# Accessing GHCN-D in Databricks

### This notebook provides a quick overview of accessing GHCN - Daily data from Azure Blob Storage URL in Databricks. It then demonstrates some examples of writing queries to interact with the data stored in tables and come up with visualizations.

[References for the GHCN-D metadata](https://github.com/awslabs/open-data-docs/tree/main/docs/noaa/noaa-ghcn)

### Requirements:
- Run `station_metadata_processing.ipynb` to have the table `station_metadata` in schema `ghcn`

#### 1. Add `start_year` and `end_year` parameters for job workflows usage

In [None]:
dbutils.widgets.text("start_year", "")
dbutils.widgets.text("end_year", "")

#### 2. Accessing GHCN-D data
- Read GHCN-daily data from azure blob storage URL into pandas dataframe
- drop rows that have quality check issue
- improve date time format
- write it into `ghcn.ghcn_{year}`table


In [None]:
import pandas as pd

new_columns = ['ID', 'Time', 'Element', 'Value', 'M-Flag', 'Q-Flag', 'S-Flag', 'OBS-Time']
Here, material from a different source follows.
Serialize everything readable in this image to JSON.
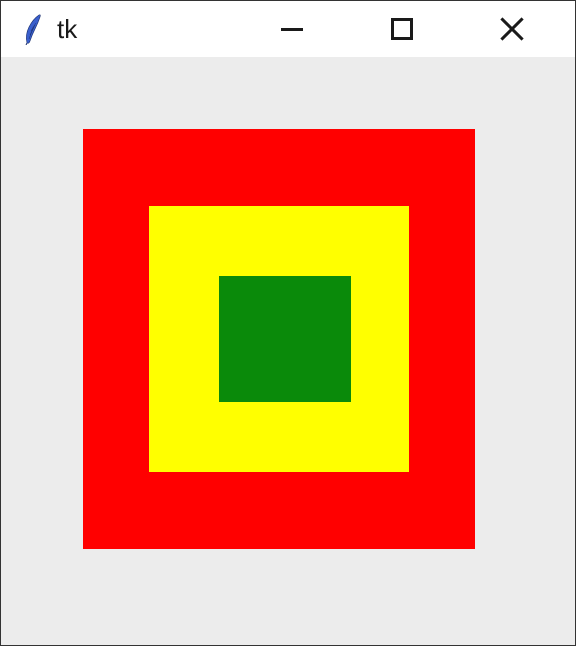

for year in range(int(dbutils.widgets.get("start_year")), int(dbutils.widgets.get("end_year")) + 1):
    
    URL = f'https://ghcn.blob.core.windows.net/ghcn/csv/daily/by_year/{year}.csv'

    df = pd.read_csv(URL, names = new_columns)

    df.drop(df[df['Q-Flag'].notnull() == True].index, inplace=True)
    
    df['Time'] = pd.to_datetime(df.Time, format='%Y%m%d')
    
    spark.createDataFrame(df).write.mode("overwrite").saveAsTable(f"ghcn.ghcn_{year}")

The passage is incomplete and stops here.